2015 terminal retail and corporate revenue is difficult to significantly improve
In 2014, the growth rate of terminal retail and industry revenue declined slightly, but the steady state of the enterprise has become obvious. We believe that in the context of the downward shift of China's economic growth center in the next few years, the income and expenditure of residents will remain stable in 2015, and the growth level of the retail market of apparel terminals will not be greatly improved. It is expected that the growth rate of terminal retail sales will be slightly higher in 2015. At 10%. 1) In 2014, the growth rate of residents' income and consumption expenditure decreased quarter by quarter, and the growth rate of retail sales of the industry declined slightly; 2) Although the revenue of most sub-sectors rebounded quarter by year, the overall growth of the first three quarters continued to decline compared with the same period of 2013; The data of the Spring/Summer 2015 trade fair has not changed significantly, reflecting the attitude of the franchisees is still more cautious.
The main focus of new business growth: resource matching degree and business synergy
The garment home textile enterprises are actively exploring new business growth points from the aspects of broadening the existing product lines and entering new industries. At present, the expansion process of most new businesses is still in the preliminary planning and implementation and even the concept stage. Although the long-term growth space is broad, It is difficult to have a substantial impact on the contribution of 2015 performance. We are relatively optimistic about companies that have a high degree of matching between corporate control resources and new business areas, as well as high synergies between traditional and new businesses.
Industry model changes drive operational efficiency
The essential effect of the transformation of the industry's business model is the efficiency of business operations. 1) The substitution of e-commerce for physical channels continued. In the first three quarters of 2014, the retail sales of “50” and “100” clothing products increased slightly by 1.5% and 1.7% respectively, and the growth rate declined more than the overall level of social zero clothing. In the same period, the scale of apparel category transactions in the b2c market increased by 53.40% year-on-year. 2) The contribution of e-commerce business to the company's performance will also continue to rise. At present, the proportion of e-commerce revenue of listed companies is basically below 20%, and there is still room for improvement. In 2015, the e-commerce business of apparel home textile companies is expected to maintain rapid growth.
The effect of improving business efficiency
In 2014, the company improved its operating efficiency and achieved initial results. Among them, the net profit growth rate of men's wear, home textiles and leisure in 2014 improved better than revenue. We believe that the specific effects of a series of "internal surgery" implementations such as improving internal operational efficiency and refined supply chain management in recent years will be further reflected in 2015, and the progress of profit margin improvement is expected to be better than the recovery of revenue.

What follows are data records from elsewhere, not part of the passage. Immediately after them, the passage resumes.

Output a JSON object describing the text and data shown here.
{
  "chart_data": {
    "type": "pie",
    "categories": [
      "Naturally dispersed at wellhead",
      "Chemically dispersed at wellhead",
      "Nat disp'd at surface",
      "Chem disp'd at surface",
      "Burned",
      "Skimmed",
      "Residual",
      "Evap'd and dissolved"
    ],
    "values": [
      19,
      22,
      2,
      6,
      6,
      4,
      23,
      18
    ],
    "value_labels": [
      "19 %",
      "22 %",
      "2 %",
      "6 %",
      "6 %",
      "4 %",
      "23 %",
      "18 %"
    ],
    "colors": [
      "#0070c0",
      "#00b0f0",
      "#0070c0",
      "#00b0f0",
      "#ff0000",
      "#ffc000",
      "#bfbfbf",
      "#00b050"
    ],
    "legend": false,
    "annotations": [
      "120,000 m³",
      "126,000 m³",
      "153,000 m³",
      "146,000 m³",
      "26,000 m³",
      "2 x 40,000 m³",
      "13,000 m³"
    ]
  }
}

Investment strategy: “One avoidance” and “two main lines”
Maintain the industry's “overweight” rating. It is recommended to evade companies that rely on the concept of “new growth” to drive up valuations in the early stage and whose actual performance is difficult to improve in 2015. Active layout 1. The company has a high degree of matching between resources and new business areas, as well as companies with high synergy between traditional and new businesses. 2. The model transformation progressed smoothly, the internal management reform achieved remarkable results, and the quality targets that made substantial contributions to performance.